AAN Speaks Up in Support of Right to Record Police

AAN joined more than 60 media organizations and companies on an amicus brief filed with the United States Court of Appeals for the Second Circuit arguing for a strong, First Amendment-based right to record the activities of law enforcement officials.

The case began when Doug Higginbotham, a photojournalist, was shooting video of a 2011 Occupy demonstration at Zuccotti Park from atop a phone booth when he was arrested and charged with disorderly conduct.

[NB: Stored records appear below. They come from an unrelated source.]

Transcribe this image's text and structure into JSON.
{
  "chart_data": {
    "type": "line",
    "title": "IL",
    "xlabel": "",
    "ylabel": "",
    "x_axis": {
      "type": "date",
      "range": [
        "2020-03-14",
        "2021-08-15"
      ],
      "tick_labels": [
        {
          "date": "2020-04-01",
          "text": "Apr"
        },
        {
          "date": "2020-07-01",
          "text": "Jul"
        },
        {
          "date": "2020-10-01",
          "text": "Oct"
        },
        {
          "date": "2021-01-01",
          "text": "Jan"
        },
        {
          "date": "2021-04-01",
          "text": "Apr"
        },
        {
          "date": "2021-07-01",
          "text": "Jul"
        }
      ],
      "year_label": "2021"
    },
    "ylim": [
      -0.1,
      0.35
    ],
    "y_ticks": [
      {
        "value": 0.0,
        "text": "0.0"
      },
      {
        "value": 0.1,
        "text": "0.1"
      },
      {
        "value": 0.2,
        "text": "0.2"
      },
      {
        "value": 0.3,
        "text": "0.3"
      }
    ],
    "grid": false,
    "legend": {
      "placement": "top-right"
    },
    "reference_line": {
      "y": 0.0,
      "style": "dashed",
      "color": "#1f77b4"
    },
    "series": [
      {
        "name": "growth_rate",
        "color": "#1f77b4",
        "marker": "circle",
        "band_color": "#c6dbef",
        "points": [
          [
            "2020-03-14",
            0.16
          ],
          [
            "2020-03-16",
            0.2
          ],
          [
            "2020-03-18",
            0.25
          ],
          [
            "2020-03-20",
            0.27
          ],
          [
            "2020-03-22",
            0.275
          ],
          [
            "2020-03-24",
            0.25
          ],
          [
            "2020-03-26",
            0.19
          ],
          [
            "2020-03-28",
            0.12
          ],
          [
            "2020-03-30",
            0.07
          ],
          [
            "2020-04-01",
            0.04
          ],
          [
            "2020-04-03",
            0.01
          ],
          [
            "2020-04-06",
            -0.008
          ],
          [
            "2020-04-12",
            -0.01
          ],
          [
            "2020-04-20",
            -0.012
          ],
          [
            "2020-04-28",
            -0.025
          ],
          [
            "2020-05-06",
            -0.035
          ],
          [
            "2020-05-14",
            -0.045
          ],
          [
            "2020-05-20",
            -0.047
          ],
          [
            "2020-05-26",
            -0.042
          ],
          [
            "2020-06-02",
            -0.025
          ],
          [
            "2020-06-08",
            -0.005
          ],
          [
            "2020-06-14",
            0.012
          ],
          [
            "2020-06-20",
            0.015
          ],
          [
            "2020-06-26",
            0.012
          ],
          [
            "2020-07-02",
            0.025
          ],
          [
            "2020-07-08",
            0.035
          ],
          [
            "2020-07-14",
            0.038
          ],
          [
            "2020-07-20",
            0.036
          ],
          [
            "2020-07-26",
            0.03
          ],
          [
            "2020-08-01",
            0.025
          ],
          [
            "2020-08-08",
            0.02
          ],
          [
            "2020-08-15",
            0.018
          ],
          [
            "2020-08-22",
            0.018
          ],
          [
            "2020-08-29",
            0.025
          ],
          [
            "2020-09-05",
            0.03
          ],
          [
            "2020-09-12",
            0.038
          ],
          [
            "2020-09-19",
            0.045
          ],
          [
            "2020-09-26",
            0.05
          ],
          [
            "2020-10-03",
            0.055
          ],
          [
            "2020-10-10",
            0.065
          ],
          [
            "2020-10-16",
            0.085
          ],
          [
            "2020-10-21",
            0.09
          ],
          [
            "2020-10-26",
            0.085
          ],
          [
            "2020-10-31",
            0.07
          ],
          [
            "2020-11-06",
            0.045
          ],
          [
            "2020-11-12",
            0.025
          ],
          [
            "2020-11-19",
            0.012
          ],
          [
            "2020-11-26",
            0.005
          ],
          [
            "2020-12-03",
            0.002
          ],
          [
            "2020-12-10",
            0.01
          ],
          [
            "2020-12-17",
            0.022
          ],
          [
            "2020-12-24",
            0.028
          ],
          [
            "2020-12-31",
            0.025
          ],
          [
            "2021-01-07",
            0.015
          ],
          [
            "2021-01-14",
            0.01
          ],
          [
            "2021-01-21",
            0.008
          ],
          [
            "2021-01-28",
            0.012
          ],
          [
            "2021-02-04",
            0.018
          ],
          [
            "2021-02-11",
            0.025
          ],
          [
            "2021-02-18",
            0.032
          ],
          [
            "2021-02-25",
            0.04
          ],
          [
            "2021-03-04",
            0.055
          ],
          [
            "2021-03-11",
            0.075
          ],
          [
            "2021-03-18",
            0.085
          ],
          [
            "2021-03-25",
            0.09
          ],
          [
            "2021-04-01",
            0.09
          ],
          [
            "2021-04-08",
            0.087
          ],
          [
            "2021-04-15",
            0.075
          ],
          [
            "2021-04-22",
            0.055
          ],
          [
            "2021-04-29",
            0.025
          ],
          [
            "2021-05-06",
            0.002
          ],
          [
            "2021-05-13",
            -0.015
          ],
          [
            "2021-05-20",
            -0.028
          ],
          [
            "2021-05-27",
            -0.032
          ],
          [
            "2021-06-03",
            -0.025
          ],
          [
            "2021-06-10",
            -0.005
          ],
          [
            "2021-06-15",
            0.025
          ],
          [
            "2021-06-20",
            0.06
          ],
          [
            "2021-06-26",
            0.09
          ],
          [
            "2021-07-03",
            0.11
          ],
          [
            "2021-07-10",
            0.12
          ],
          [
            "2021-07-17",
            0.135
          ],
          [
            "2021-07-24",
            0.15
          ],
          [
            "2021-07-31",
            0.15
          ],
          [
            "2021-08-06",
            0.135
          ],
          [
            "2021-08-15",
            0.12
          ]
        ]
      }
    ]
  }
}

Those charges were then dismissed by the DA.

Higginbotham brought a civil rights action against the arresting officers.  The defendant officers’ filed to dismiss Higginbotham’s complaint on the basis of a qualified immunity inherent in their positions.  The federal district court judge rejected their motion to dismiss, holding that there exists a First Amendment “right to record police activity in public, at least in the case of a journalist who is otherwise unconnected to the events recorded” and that this constitutional right was “‘clearly established’ at the time of the events alleged in the complaint.”

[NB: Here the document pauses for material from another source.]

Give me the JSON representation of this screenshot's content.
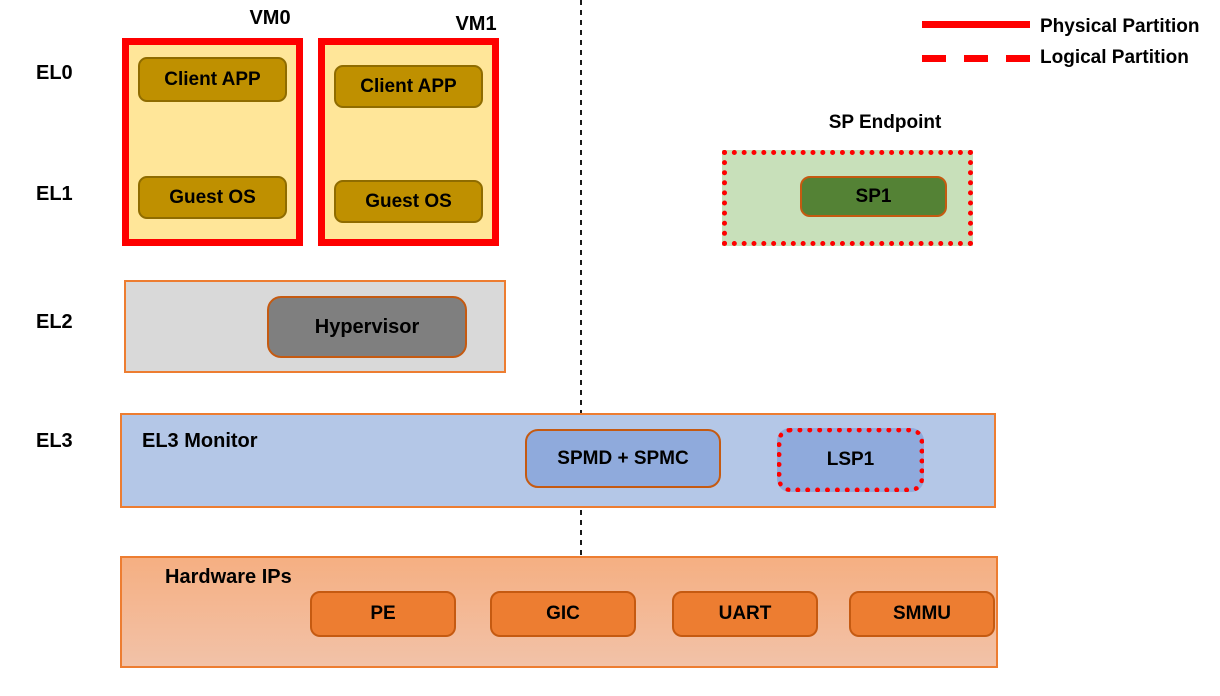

However, the judge later granted a summary judgment motion in favor of the officers, holding that the arresting officers had arguable probable cause to arrest Higginbotham for endangering himself and others by recording from atop a 7-foot phone booth with heavy video equipment, and that “no reasonable jury could conclude that the reason that police officers arrested Higginbotham was to suppress his First Amendment rights” since dozens of other camerapersons were recording the police interaction with Zuccotti Park demonstrators without being arrested or harassed by the police. Higginbotham appealed the summary judgment dismissal to the Second Circuit.

 

The brief, which officially has 63 signatories, argues:

  • This case offers a long overdue opportunity for the United States Court of Appeals for the Second Circuit to “provide guidance to the police, public and press regarding whether there is a clearly defined First Amendment right to record police activity in public places.” This is important for several reasons but, in the context of this case and the issues of qualified immunity this case presents, it is necessary to ensure that police do not violate the public’s First Amendment rights in the future – not a small concern given the frequency with which people are arrested for filming actions of law enforcement in public.
  • If the court agrees to address this issue, it should issue a ruling that clearly establishes a First Amendment right to record the police in public and declare that right to be “clearly established.” Virtually all federal appeals courts have addressed this issue and clearly established such a right (the brief has some wonderful footnotes citing those cases and quoting from them).

 

We felt it was important to join this particular effort because there currently exists no case law from the United States Court of Appeals for the Second Circuit (which includes Connecticut, New York, and Vermont) recognizing a First Amendment-based right to record the police. This would set a valuable precedent and, given the facts, seems more likely to do so than set us back.